Putting this together gives:

1 - (4 * (3/4)^9 - 6 * (2/4)^9 + 4 (1/4)^9) = 0.7113647


This took me way too long to understand. :)

But I get it now. If the four prizes are ABCD, then if you calculate your chance of only getting two balls in five purchases, you can do it by calculating your chances to get "A or B" five times in a row. But those include the AAAAA and BBBBB scenarios, which aren't two balls.

Repeat that for AC, AD, BC, BD, and CD.



Don't know if you're still reading this thread, but one thing I'm stumped on is that if I plug in 8.333 instead of 9, I get a probability of around 65%.

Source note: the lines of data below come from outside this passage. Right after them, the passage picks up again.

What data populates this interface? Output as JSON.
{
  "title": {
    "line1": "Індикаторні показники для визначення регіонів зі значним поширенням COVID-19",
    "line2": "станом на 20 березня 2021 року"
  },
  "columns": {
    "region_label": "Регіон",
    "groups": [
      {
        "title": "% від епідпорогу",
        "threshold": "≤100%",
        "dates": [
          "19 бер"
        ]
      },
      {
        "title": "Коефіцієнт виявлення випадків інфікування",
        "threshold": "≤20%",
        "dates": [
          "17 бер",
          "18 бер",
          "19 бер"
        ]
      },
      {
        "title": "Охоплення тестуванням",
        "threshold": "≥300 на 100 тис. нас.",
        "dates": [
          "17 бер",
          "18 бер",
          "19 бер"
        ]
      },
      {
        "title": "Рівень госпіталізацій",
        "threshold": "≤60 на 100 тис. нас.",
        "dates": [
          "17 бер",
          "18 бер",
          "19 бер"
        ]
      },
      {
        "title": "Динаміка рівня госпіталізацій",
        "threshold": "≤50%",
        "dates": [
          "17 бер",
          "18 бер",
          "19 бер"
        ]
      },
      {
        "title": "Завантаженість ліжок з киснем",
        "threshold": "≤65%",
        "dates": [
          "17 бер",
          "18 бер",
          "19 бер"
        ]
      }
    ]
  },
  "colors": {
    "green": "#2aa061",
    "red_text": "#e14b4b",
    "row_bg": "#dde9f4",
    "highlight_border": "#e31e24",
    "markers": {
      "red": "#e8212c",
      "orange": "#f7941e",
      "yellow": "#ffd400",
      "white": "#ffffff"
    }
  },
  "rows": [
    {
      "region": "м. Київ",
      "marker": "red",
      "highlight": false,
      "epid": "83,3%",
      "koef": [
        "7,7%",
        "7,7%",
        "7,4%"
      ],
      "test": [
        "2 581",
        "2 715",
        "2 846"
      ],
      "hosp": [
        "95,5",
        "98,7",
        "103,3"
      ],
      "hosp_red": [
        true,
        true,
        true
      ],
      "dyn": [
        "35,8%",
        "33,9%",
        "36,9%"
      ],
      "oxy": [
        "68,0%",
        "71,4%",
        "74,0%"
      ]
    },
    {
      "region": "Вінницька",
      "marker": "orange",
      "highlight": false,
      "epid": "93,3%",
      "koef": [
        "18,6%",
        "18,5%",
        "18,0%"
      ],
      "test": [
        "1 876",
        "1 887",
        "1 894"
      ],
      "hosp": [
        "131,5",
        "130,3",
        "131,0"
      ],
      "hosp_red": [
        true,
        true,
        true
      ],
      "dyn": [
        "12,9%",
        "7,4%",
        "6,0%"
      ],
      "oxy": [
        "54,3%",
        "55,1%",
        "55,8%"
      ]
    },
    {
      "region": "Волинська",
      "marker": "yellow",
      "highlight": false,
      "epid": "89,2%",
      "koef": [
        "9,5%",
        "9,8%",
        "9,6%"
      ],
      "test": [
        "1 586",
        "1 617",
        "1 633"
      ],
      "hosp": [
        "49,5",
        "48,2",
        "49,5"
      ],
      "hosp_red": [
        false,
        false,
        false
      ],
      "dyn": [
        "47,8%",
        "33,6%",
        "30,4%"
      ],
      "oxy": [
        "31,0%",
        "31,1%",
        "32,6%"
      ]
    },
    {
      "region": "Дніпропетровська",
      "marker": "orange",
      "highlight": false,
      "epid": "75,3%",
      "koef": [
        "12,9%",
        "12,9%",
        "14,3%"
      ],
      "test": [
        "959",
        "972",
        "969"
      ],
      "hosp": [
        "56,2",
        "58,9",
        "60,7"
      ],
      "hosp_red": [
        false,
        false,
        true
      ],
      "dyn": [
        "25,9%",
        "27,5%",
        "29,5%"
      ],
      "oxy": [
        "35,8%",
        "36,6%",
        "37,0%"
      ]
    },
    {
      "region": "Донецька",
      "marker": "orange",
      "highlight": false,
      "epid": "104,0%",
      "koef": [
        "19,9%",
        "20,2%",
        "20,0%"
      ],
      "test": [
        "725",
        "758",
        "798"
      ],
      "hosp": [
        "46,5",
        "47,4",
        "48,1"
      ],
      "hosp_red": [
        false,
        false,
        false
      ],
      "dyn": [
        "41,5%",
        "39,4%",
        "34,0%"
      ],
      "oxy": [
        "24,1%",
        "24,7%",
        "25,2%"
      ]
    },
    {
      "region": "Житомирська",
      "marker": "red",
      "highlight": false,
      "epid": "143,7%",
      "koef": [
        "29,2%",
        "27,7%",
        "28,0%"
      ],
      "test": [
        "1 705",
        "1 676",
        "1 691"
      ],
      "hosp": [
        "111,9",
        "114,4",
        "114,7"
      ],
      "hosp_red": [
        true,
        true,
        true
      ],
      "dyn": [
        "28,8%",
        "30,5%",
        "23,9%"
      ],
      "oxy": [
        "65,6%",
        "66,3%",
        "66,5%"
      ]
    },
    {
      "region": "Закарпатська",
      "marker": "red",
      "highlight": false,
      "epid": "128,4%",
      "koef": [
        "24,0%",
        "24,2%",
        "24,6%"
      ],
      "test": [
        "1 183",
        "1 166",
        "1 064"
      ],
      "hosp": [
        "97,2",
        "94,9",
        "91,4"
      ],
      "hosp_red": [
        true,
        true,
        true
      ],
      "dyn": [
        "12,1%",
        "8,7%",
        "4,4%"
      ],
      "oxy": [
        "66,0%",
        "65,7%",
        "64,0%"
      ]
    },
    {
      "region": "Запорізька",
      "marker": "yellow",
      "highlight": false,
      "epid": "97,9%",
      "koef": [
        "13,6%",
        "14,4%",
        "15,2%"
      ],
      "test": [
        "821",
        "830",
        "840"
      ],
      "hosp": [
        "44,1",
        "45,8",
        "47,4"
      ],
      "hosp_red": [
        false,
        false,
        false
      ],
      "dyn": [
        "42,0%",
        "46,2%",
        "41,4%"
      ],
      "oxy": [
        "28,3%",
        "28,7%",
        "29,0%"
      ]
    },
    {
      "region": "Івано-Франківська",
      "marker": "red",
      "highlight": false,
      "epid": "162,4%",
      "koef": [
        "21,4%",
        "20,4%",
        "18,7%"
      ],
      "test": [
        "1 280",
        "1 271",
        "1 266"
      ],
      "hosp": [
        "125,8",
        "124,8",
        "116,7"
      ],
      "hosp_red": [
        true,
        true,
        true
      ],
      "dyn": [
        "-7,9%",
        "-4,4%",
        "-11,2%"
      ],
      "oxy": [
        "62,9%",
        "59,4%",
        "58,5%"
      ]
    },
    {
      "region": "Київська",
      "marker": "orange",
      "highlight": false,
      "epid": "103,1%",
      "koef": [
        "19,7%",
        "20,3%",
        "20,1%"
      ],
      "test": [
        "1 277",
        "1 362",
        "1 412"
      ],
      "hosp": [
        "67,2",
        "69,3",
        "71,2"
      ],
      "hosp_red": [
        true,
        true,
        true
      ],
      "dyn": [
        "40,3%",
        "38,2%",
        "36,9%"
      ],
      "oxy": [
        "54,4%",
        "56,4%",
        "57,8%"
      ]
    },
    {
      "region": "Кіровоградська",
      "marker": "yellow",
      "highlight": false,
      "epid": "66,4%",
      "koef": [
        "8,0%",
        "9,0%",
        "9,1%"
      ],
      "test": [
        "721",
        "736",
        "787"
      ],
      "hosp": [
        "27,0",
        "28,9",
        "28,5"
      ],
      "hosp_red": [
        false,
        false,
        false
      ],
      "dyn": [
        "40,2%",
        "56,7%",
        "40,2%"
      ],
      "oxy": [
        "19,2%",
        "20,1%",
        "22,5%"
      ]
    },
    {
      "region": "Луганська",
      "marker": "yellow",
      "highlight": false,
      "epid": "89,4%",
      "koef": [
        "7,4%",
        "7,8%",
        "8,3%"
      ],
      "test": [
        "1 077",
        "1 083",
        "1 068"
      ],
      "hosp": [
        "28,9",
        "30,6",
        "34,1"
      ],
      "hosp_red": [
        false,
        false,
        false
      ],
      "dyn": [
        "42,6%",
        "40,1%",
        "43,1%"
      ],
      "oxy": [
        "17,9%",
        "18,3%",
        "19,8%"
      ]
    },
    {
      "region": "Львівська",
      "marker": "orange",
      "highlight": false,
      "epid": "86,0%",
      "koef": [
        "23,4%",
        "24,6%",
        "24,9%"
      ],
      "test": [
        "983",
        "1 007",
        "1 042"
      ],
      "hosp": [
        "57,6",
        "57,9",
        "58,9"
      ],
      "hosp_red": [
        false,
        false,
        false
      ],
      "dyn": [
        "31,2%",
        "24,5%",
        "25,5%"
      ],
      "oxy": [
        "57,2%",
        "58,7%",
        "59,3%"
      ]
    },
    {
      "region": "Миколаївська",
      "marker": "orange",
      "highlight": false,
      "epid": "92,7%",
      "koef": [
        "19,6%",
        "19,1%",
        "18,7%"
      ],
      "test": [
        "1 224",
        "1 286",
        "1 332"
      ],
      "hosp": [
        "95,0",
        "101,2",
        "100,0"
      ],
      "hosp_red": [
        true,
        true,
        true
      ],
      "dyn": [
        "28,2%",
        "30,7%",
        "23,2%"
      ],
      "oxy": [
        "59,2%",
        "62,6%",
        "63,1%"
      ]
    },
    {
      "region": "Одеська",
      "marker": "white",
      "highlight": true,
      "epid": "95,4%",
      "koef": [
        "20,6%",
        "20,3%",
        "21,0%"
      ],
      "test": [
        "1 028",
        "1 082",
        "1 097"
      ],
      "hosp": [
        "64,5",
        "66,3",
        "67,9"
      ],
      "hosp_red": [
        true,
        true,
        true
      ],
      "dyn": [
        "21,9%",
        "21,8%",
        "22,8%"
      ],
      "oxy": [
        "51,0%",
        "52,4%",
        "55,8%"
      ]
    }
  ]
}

If I plug in 7, I still get a probability of above 50%, which seems to conflict with the 8.333 answer calculated upstream.

Wouldn't a positive EV imply that a 50% probability is the break-even?


The reply button is back so I can thank you publicly!


Thanks for doing that. I suspected those answers were very different than the 8.3, which I'm guessing must have been around the 50th percentile. The way the initial question was asked, it seemed to suggest you had a pretty high probability of all four after 8.3, which isn't true.


It hinges on the "expect" in how "much do you expect to pay?".

You can think of it like "expected value", where you're doing a comparison. Those meals are $8 each. If someone says they'll give you $80 for a set, this would be a profitable endeavor. On average, you'd expect to spend $66.67 (8.33*8) to get a collection.

If you think of it like "setting expectations", it's not so good. If a mafia boss told you he was expecting you to get all four toys for his daughter, you're not going to place an order for nine meals and walk in there with 71% confidence. I might show up with 59 of them, which is the p99.9999 value.